Blood pressure readings, resting heart rate, and cholesterol levels are examples of critically important numbers, as they are reflective of an individual’s physical health. There’s another number that is also very important, but it isn’t monitored by a physician. This number instead is key to a person’s financial health – and that’s their credit score.
Credit scores tell a lender the likelihood that someone will repay their loan on time. They are a key factor in determining not only if a loan request is granted, but what the cost of that credit (the interest rate) will be. Credit scores are also utilized outside of lending decisions, including in the insurance industry, and by landlords deciding whether to rent their property to a prospective tenant. Credit scores affect all of us, nearly every day.
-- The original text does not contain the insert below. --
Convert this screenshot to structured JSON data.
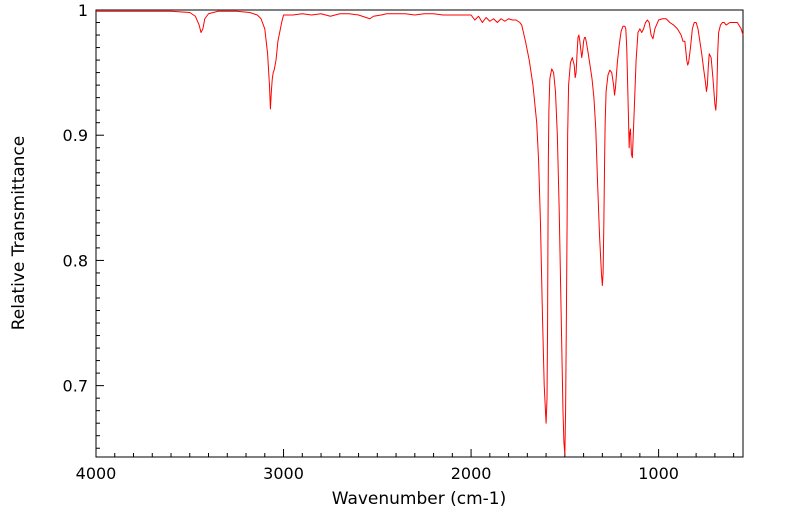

Keeping your credit score high is a key factor in determining your financial health. A few tips to help maintain a healthy score include:
- Close accounts you no longer use.
- Pay all bills on time.
- Utilize a good mix of credit (installment, mortgage, and revolving).
Similar to your annual physical with a physician, you should review your credit report every year. The good news is that you don’t need to make an appointment, go to the clinic, or even pay for it. Be sure to monitor your credit annually by requesting a free annual credit report from www.annualcreditreport.com.
A few easy steps such as these can ensure that your credit score remains high and your overall credit health remains strong.